I felt lost in early adulthood, so coined the term ‘quarterlife’ as a focus for study | Life and style

When Satya Doyle Byock finished her studies after nearly 20 years, she felt like she was stepping off a cliff. Adulthood seemed perilously unclear. “I was in my 20s and in crisis, looking around myself at friends in crisis,” says Byock, now 40. Only a few of her fellow graduates seemed clear-eyed about the future, with jobs or further study lined up. The rest had “absolutely no idea”.

After graduating, Byock volunteered abroad, at a prison in Colombia, in tsunami relief in Sri Lanka, before landing a job as a project manager at a software startup in Portland. It was a “good job”, in a buzzy sector, with a decent salary. But Byock’s disorientation persisted. In her journals she wondered if she was on the right path and why she didn’t feel satisfied.

Byock was “existentially floundering”, she says now. “I’d climbed that ladder, I’d finished university, but this didn’t seem like the point of existence. I asked myself: ‘What are we doing now?’’ The path ahead, of working until retirement, seemed soul-crushing.

One evening, Byock was telling her housemates about her desire to quit, when she broke down sobbing.

Everyone was telling her to stick with it, that it was normal to feel lost in your 20s. But when, Byock wanted to know – and how – did it start to get better?

That question has shaped her life in more ways than one. Soon afterwards, she quit the startup and enrolled in graduate school to study Jungian psychology, intending to focus on the turbulent years of post-adolescence. Today, Byock is the director of the Portland-based Salomé Institute of Jungian Studies and a practising psychotherapist and author.

In her latest book, Byock makes her case – informed by her own experience and those of her patients (mostly Millennials and Gen Z), as well as cross-disciplinary study – for the period between the ages of 20 and 40 to have its own developmental stage. During these decades, Byock argues, individuals are not only discovering who they are but are making decisions, personal and professional, that will shape the rest of their lives.

“So much life happens in these years, yet in the literature, there’s a black hole around them. We talk about adulthood as ‘You’ll figure it out,’ but the fact is, it’s the ground floor of the rest of your independent life.”

Your 20s and 30s are “a powerful and potent time,” Byock says. “If we set ourselves up in ways that feel satisfying, meaningful and secure, we’re less likely to have a major, life-interrupting crisis later on.” As it is, if these years are discussed at all, they are often minimised, such as the widespread eye-rolling about millennials’ “quarterlife crises” and difficulties “adulting”.

“There’s so much derision and looking down on this stage of life,” says Byock. “Something cute, for privileged kids… That’s so frequently how it’s spoken about.”

Byock herself is an elder millennial (those born between 1981 and 1996), but even when she was a student, the generational lens – flagging her peers as uniquely flailing – struck her as narrow. “It was as if it was a new phenomenon. That didn’t seem true to me.”
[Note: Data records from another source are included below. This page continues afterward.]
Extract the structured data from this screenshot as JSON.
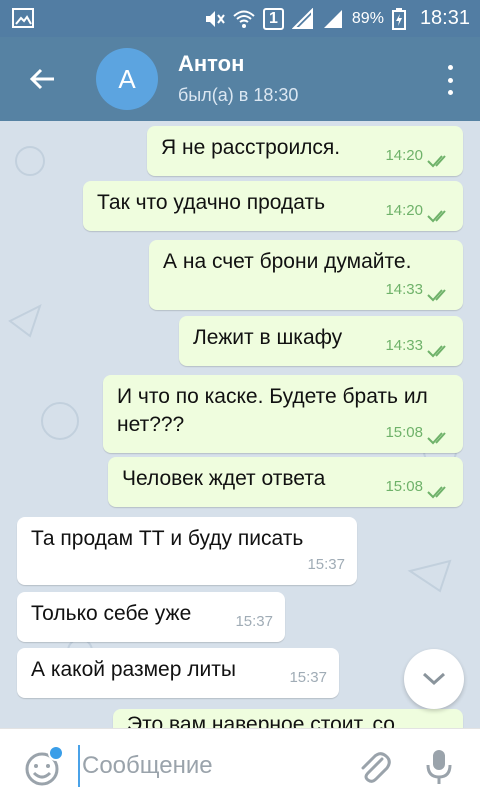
{
  "status_bar": {
    "battery": "89%",
    "time": "18:31",
    "sim_label": "1"
  },
  "header": {
    "avatar_letter": "А",
    "contact_name": "Антон",
    "last_seen": "был(а) в 18:30"
  },
  "messages": [
    {
      "dir": "out",
      "text": "Я не расстроился.",
      "time": "14:20"
    },
    {
      "dir": "out",
      "text": "Так что удачно продать",
      "time": "14:20"
    },
    {
      "dir": "out",
      "text": "А на счет брони думайте.",
      "time": "14:33"
    },
    {
      "dir": "out",
      "text": "Лежит в шкафу",
      "time": "14:33"
    },
    {
      "dir": "out",
      "text": "И что по каске. Будете брать ил нет???",
      "time": "15:08"
    },
    {
      "dir": "out",
      "text": "Человек ждет ответа",
      "time": "15:08"
    },
    {
      "dir": "in",
      "text": "Та продам ТТ и буду писать",
      "time": "15:37"
    },
    {
      "dir": "in",
      "text": "Только себе уже",
      "time": "15:37"
    },
    {
      "dir": "in",
      "text": "А какой размер литы",
      "time": "15:37"
    },
    {
      "dir": "out",
      "text": "Это вам наверное стоит, со",
      "time": ""
    }
  ],
  "composer": {
    "placeholder": "Сообщение",
    "value": ""
  },
  "colors": {
    "header": "#5682a3",
    "status_bar": "#527da3",
    "outgoing_bubble": "#effdde",
    "incoming_bubble": "#ffffff",
    "check_color": "#6fb26a"
  },
  "icons": [
    "back-arrow-icon",
    "more-vert-icon",
    "double-check-icon",
    "chevron-down-icon",
    "emoji-icon",
    "paperclip-icon",
    "microphone-icon"
  ]
}
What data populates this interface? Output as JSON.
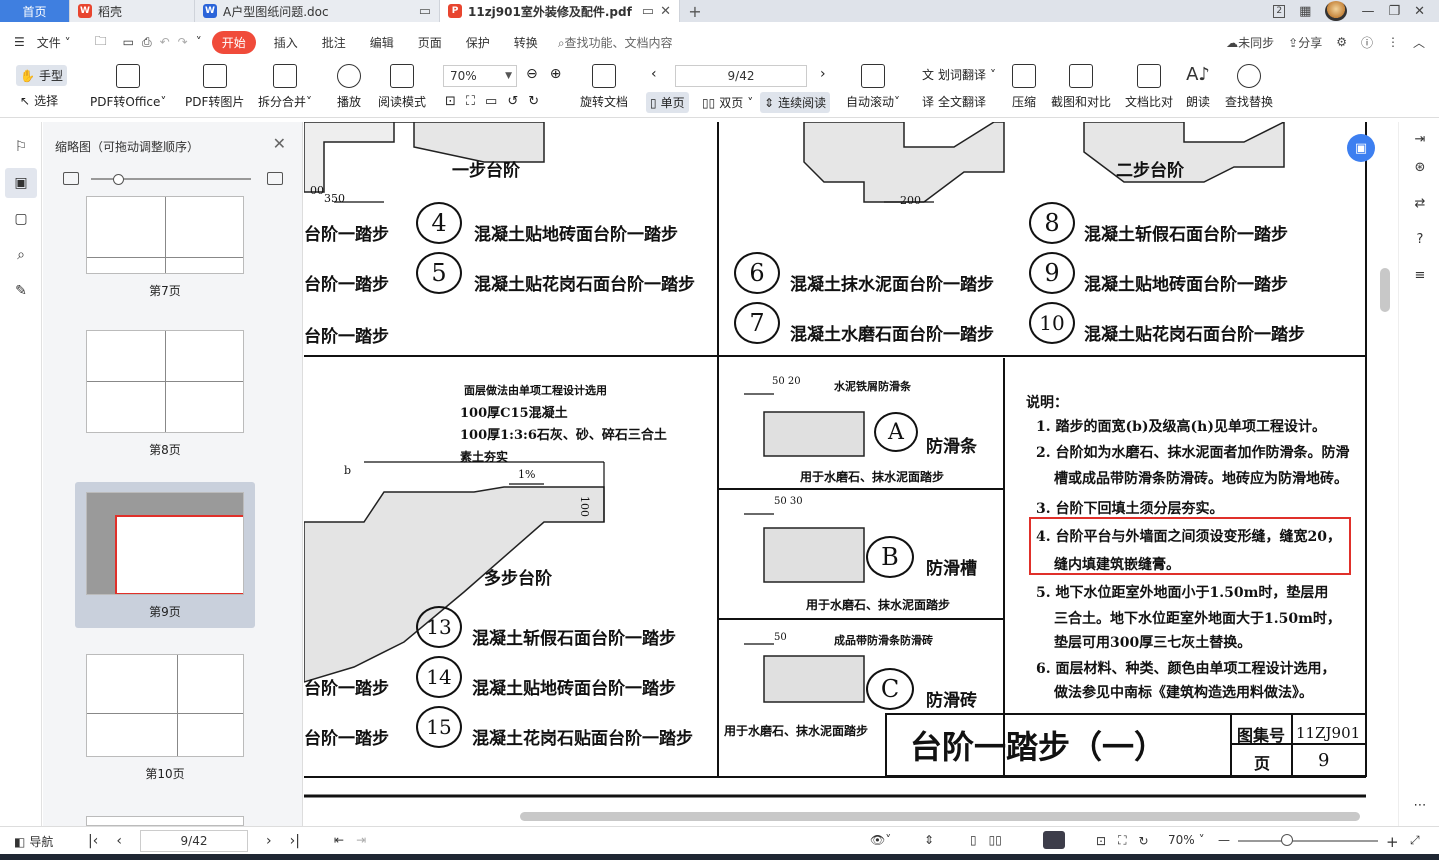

After all, historically, the transition from adolescence to adulthood has always been validated with coming-of-age rituals. That psychological journey of maturation underpins enduring narratives, from fairy tales to Harry Potter and The Hunger Games – proof of its universal relevance.

At graduate school, studying Jung, Byock sought to understand the common hallmarks, across cultures and through history.

“That became my real interest, rather than the focus on ‘What’s wrong with kids these days?’” she says. “What I discovered that there isn’t a focus on that stage of life – it doesn’t even have a name.” She dubbed it “quarterlife”.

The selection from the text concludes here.